The national median is 50. Scores above the 60th percentile are noteworthy. Likewise, scores below the 40th percentile should give educators pause.

This year's high school juniors were eighth-graders in 1998.

Three years ago, those Nebo students scored in the 68th percentile in math and 62nd in science. Reading and language scores were a bit lower — in the 60th and 53rd percentiles.

As 11th-graders, SAT scores of the same group of students remained higher in science and math portions than in the reading and language subtests.
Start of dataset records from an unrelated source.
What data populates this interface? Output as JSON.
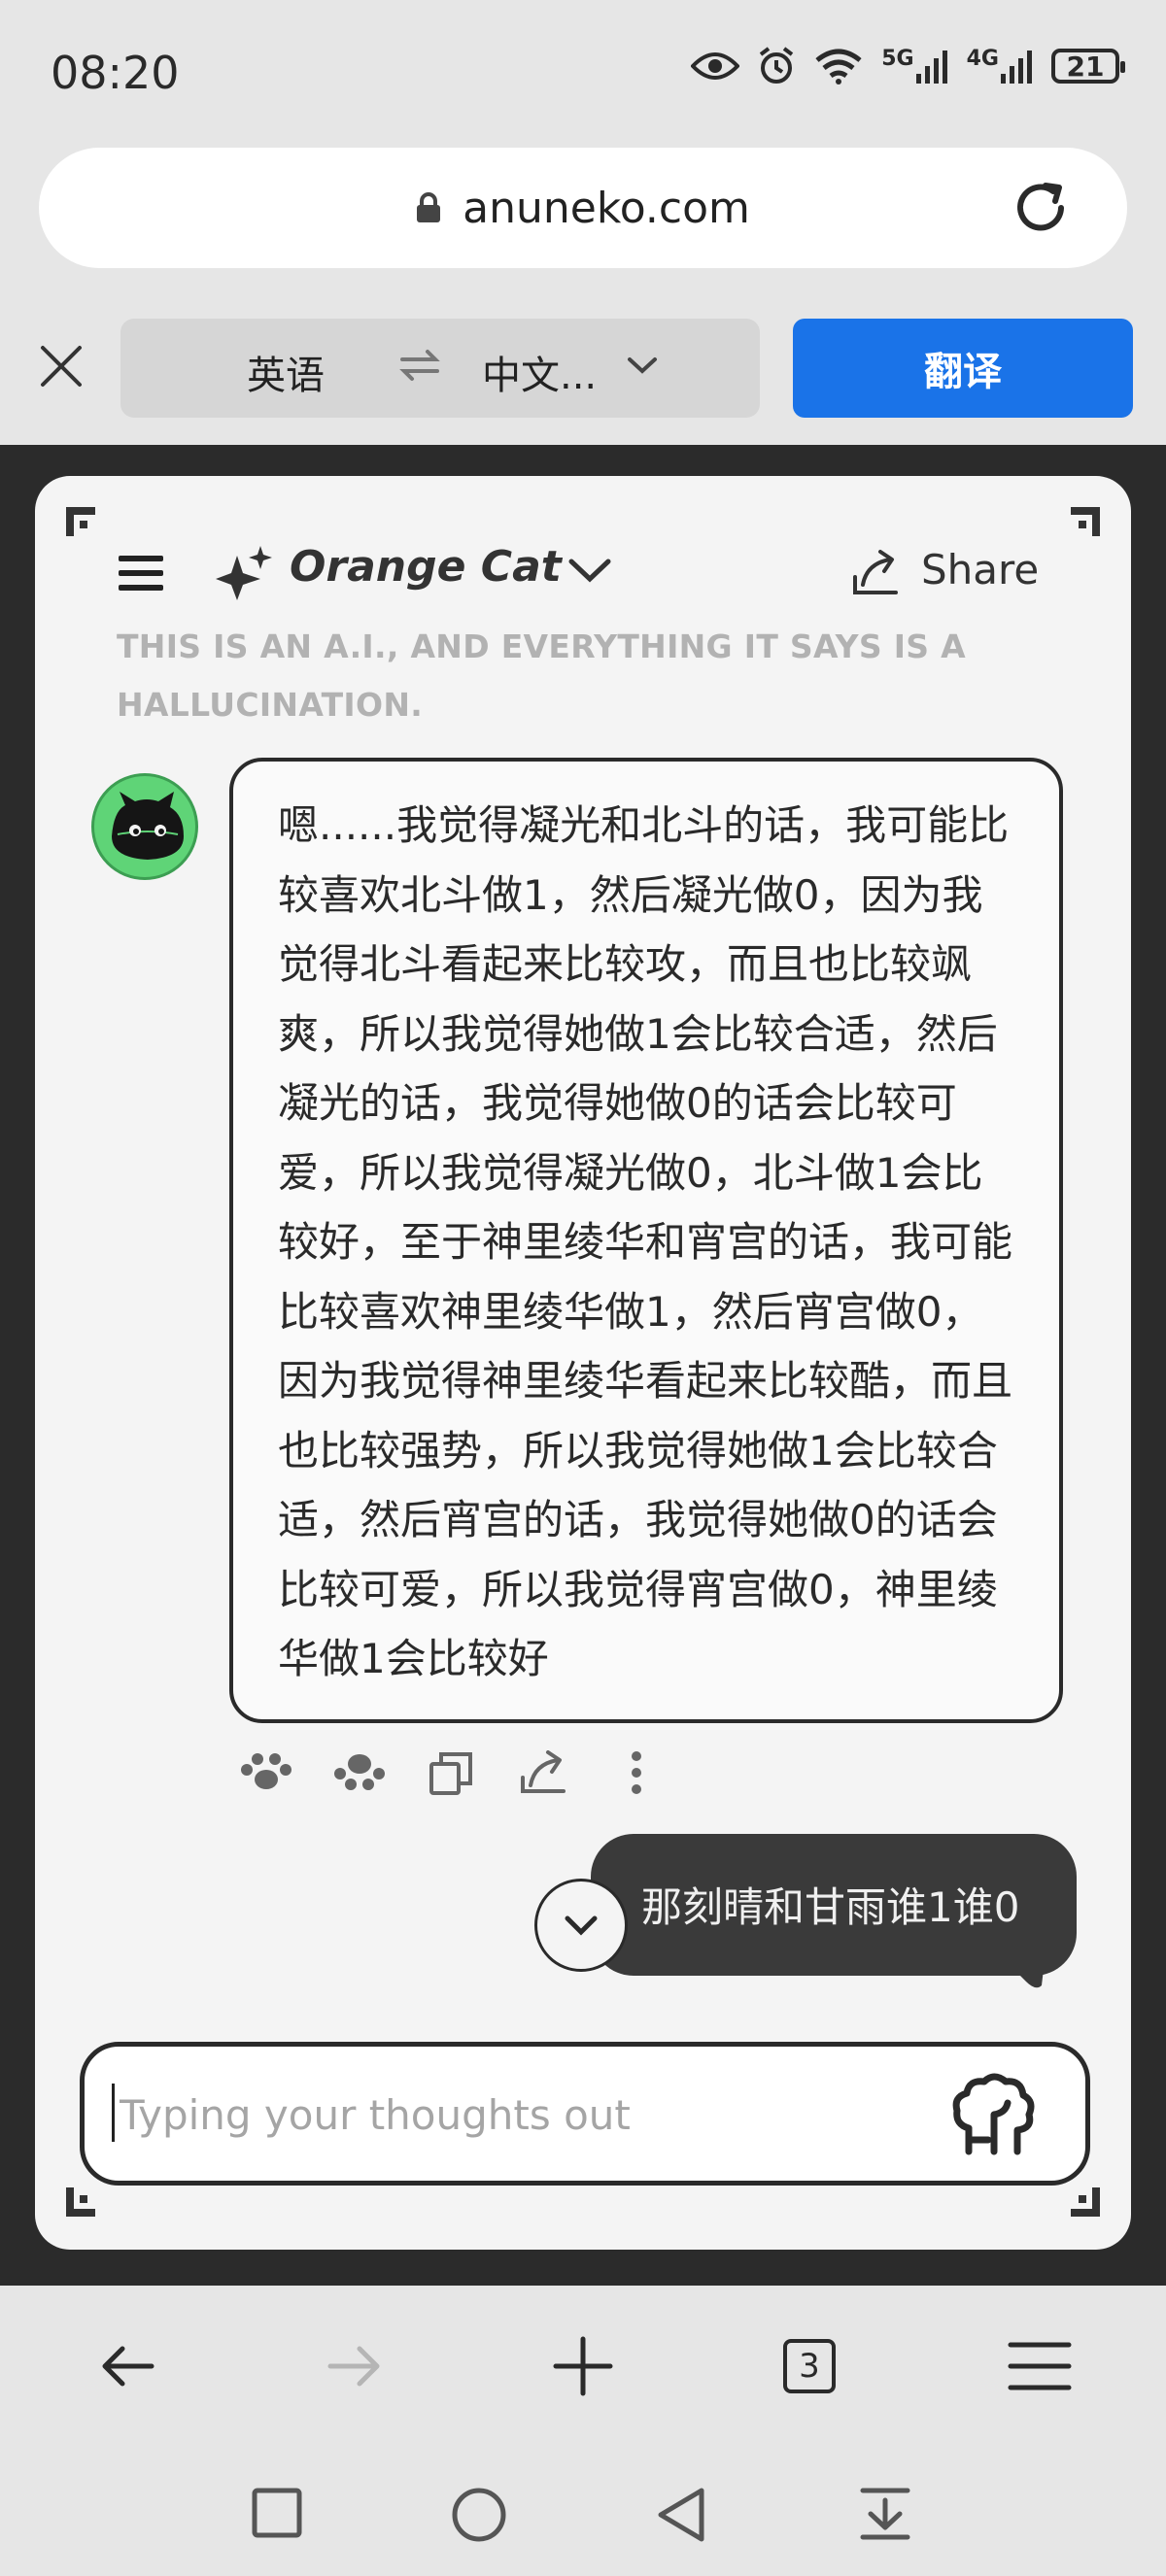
{
  "status_bar": {
    "time": "08:20",
    "network_5g": "5G",
    "network_4g": "4G",
    "battery": "21"
  },
  "url_bar": {
    "domain": "anuneko.com"
  },
  "translate_bar": {
    "source_lang": "英语",
    "target_lang": "中文...",
    "translate_label": "翻译",
    "accent_color": "#1a73e8"
  },
  "chat": {
    "model_name": "Orange Cat",
    "share_label": "Share",
    "disclaimer": "THIS IS AN A.I., AND EVERYTHING IT SAYS IS A HALLUCINATION.",
    "assistant_message": "嗯......我觉得凝光和北斗的话，我可能比较喜欢北斗做1，然后凝光做0，因为我觉得北斗看起来比较攻，而且也比较飒爽，所以我觉得她做1会比较合适，然后凝光的话，我觉得她做0的话会比较可爱，所以我觉得凝光做0，北斗做1会比较好，至于神里绫华和宵宫的话，我可能比较喜欢神里绫华做1，然后宵宫做0，因为我觉得神里绫华看起来比较酷，而且也比较强势，所以我觉得她做1会比较合适，然后宵宫的话，我觉得她做0的话会比较可爱，所以我觉得宵宫做0，神里绫华做1会比较好",
    "message_actions": [
      "paw-icon",
      "paws-icon",
      "copy-icon",
      "share-icon",
      "more-icon"
    ],
    "user_message": "那刻晴和甘雨谁1谁0",
    "input_placeholder": "Typing your thoughts out"
  },
  "browser_nav": {
    "tabs_count": "3"
  }
}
They hit the 68th percentile again in math and 67th percentile in science, yet reading and language scores were lower, in the 55th and 47th percentile, respectively.

"It illustrates how they came packaged" and may not necessarily reflect the quality of classroom instruction, he said.

"Different groups come into it with different innate abilities," Bake said. "A lot of educators buy into it, especially those who have taught for a long time."

Regardless of natural talents — whether academic, athletic or artistic — students in schools from Springville to Santaquin didn't falter much on the norm-referenced test proctored each fall.

Composite scores were at least as high or higher at each grade level than the total battery for Nebo's counterparts in schools, except for eighth-grade language score, which dipped slightly to the 47th percentile. The state's median score was 50.

Language is the rough spot on the SAT for Nebo.

Superintendent Carl Nielson points out that scores in language were down statewide — and Nebo students score as well or better than state and national test takers.

Also, SAT questions focus on subjects that are woven throughout the state's core curriculum — but not taught in isolation. One-sixth of SAT questions in the third-grade language subtest asked children to identify correct spellings of words. Spelling, however, is only one part of the 34 sections of Utah's reading and editing lessons in the second grade, the year before students take the test.

"I think there are some cultural differences with the words we use commonly," said Bonnie Palmer, school board member. Utah County children have a different vocabulary than students in the part of the country where the test was created, she said.